After another break, we had people sit quietly. It was time to invite another kind of learning, another kind of settling into the day. With a framing assist from the poet David Whyte — “sometimes the truth depends on a walk around the lake” — we invited people to journal what they were beginning to see as important questions, key stakeholders that can help engage those questions, and first next steps of process. We gave them 10 minutes for this and then invited them to sit with a partner to share what they had noticed. I like this kind of exercise. Granted, it was short, but it still offers a way for people to notice their clarity and then be able to witness it or sharpen it with a partner. A good wave of words reported out after this as the mic travelled through the room (like creating a circle where you know the talking piece is coming) — commitment, passion, balance, excitement, engagement, authentic, collaboration. Much was spoken then. And even though they were just single words, my sense is that it was important for the group to witness some of what had arisen and been experienced in the whole of the day. That group hearing is part of the clarifying that people take out of the room.

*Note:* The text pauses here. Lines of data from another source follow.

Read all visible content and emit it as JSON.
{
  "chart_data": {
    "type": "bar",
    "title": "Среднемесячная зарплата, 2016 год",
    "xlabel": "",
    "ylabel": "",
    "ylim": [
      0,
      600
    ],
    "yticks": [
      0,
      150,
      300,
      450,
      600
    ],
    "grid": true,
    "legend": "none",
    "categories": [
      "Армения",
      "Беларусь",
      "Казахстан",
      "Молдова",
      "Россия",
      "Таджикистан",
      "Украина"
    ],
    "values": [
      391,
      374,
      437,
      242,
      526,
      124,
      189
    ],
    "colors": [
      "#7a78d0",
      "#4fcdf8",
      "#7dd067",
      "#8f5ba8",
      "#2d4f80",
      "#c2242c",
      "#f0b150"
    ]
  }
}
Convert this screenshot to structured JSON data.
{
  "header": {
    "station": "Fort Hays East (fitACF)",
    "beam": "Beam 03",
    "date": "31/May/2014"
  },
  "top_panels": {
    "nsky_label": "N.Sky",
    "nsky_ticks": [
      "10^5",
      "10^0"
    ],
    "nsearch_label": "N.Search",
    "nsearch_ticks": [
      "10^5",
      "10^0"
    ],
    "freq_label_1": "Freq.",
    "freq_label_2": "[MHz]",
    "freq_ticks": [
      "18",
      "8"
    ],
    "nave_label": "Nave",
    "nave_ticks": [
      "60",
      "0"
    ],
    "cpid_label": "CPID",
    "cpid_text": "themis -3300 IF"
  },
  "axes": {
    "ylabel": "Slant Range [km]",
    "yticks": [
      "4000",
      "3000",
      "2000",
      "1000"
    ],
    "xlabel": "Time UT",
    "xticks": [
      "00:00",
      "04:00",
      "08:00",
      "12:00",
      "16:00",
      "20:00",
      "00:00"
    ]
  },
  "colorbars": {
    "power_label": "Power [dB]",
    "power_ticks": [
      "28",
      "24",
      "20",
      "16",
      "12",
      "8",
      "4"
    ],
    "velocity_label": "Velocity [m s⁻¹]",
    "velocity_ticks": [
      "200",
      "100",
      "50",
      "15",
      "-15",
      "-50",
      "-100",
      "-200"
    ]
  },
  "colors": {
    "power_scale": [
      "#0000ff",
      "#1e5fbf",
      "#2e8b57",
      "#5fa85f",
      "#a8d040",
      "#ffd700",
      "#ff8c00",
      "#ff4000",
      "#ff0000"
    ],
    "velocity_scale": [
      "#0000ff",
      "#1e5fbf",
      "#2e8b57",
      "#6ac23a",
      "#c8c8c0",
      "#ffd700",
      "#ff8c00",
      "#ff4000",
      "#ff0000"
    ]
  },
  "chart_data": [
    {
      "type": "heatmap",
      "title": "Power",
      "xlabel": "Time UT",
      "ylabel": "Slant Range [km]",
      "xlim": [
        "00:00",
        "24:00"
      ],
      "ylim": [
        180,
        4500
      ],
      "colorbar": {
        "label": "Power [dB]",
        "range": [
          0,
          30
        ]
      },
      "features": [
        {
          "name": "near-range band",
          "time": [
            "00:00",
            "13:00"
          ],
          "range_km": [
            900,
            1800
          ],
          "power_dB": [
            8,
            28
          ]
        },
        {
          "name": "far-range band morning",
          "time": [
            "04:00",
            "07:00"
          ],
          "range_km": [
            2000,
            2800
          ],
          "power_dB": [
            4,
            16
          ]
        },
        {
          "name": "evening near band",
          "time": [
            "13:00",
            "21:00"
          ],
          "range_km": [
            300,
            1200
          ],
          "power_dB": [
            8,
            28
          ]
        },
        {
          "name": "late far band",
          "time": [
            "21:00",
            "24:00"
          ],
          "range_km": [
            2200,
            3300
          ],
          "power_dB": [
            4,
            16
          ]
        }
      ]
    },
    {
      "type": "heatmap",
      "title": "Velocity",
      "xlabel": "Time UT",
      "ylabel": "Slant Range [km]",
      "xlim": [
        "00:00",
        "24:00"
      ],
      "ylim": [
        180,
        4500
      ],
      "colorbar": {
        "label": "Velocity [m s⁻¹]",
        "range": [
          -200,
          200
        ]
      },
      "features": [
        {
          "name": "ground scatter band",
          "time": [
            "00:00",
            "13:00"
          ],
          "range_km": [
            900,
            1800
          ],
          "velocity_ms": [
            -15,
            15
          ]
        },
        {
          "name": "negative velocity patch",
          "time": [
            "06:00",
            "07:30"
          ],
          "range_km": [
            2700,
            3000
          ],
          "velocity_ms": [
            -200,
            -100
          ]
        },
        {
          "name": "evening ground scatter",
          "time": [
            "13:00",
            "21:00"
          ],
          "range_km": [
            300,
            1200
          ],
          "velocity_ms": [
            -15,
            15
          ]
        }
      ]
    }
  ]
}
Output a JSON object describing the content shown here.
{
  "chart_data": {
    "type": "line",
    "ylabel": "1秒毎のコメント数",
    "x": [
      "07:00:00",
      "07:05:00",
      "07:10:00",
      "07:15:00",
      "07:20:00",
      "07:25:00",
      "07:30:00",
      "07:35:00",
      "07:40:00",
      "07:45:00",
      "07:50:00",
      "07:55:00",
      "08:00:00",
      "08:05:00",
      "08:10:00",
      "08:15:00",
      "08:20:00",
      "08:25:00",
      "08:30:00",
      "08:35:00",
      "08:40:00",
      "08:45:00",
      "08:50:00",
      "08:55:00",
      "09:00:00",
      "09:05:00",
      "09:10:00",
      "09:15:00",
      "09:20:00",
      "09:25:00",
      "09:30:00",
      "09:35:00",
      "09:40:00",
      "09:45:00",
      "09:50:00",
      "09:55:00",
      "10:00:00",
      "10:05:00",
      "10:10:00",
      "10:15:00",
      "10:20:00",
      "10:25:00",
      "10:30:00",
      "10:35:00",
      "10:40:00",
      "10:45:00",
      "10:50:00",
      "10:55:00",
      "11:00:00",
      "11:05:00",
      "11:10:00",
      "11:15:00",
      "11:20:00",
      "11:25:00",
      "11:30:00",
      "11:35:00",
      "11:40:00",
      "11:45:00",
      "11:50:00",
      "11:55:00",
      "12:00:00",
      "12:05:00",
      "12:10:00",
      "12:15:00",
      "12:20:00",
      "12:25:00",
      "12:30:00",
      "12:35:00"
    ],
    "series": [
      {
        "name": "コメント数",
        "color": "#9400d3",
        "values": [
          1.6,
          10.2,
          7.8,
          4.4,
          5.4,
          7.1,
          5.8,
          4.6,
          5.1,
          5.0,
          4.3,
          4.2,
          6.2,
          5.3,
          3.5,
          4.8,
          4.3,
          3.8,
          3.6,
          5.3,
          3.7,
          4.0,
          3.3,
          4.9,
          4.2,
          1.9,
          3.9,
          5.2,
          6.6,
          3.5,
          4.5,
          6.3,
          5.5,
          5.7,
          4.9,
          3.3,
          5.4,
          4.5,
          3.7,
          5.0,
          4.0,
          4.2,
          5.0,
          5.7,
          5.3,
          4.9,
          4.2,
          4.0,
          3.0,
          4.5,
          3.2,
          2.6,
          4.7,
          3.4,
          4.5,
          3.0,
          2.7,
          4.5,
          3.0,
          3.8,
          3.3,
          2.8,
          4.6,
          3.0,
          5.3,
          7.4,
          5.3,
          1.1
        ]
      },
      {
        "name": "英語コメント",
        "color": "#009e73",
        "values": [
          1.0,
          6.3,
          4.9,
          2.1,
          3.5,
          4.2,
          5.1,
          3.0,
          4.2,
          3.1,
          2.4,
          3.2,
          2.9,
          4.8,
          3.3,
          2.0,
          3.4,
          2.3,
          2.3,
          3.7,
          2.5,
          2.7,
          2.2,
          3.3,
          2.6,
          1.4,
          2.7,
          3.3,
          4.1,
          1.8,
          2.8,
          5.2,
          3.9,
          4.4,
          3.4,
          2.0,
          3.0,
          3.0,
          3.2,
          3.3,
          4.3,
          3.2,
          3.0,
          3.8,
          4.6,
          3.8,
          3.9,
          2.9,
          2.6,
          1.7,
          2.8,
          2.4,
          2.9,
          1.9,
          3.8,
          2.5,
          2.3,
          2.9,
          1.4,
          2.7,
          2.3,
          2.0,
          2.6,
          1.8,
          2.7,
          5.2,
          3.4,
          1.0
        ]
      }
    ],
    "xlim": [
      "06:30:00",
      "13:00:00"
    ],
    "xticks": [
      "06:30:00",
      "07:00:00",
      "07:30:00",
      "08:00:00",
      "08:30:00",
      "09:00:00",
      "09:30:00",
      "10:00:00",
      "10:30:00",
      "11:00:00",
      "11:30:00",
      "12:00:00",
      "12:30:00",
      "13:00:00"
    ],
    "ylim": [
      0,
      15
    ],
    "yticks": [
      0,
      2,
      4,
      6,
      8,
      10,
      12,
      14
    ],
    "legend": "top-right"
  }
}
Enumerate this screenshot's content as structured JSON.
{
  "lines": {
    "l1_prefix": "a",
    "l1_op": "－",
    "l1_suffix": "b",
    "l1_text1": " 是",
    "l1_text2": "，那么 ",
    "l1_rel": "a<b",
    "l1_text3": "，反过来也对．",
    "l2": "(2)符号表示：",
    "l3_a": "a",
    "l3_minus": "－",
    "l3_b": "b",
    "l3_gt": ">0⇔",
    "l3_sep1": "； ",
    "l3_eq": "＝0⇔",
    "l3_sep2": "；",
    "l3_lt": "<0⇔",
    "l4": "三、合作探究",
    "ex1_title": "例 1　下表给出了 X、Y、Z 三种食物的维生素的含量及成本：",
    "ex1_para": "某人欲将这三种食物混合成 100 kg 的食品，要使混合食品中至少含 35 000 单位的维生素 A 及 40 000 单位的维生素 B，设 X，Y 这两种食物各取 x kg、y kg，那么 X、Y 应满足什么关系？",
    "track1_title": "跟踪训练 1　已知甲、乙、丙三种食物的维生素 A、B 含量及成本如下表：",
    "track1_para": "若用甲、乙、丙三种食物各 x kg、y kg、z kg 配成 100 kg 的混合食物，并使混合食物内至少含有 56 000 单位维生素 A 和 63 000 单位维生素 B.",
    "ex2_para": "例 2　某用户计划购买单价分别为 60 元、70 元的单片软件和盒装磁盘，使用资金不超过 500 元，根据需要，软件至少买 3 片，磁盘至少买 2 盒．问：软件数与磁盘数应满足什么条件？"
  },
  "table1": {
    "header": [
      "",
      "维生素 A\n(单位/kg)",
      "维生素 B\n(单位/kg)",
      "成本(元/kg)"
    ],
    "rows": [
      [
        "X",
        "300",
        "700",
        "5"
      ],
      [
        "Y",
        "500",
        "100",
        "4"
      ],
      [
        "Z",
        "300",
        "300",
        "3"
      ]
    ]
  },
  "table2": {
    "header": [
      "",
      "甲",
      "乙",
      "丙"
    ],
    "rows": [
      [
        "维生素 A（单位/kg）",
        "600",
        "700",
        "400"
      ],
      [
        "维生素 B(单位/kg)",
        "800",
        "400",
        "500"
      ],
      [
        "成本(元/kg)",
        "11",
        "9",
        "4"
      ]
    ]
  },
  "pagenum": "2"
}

We closed with a few reflections on the gift of being together. Providence Board Chair Jim Barton offered a few closing remarks — he is a retired senior leader from Dupont that you can’t help but appreciate for his passion and gentle ways. His living of the values of Providence Care is clearly apparent. He is compassionate, and so committed to learning and action. Appreciations to Lauri, who is already three steps ahead in next offerings (Leadership Development Program, Customized Art of Hosting) — she sees the big picture clearly — and Providence Care for offering the leadership to strengthen Providence and the regional community of people committed to wellness.
The day was beautiful. There were about 200 participants. It was another courageous step in helping transform the identity of those who work in health care. As Phil says, “a shift from treating illness to promoting wellness.” It was another courageous step to invite the community to create an identity together that is the next level of helpfulness in the community. And that shift in identity, as I’ve learned through Meg Wheatley’s teachings on self-organizing sytems, is what changes behavior into the possibilities of a community that we all yearn for.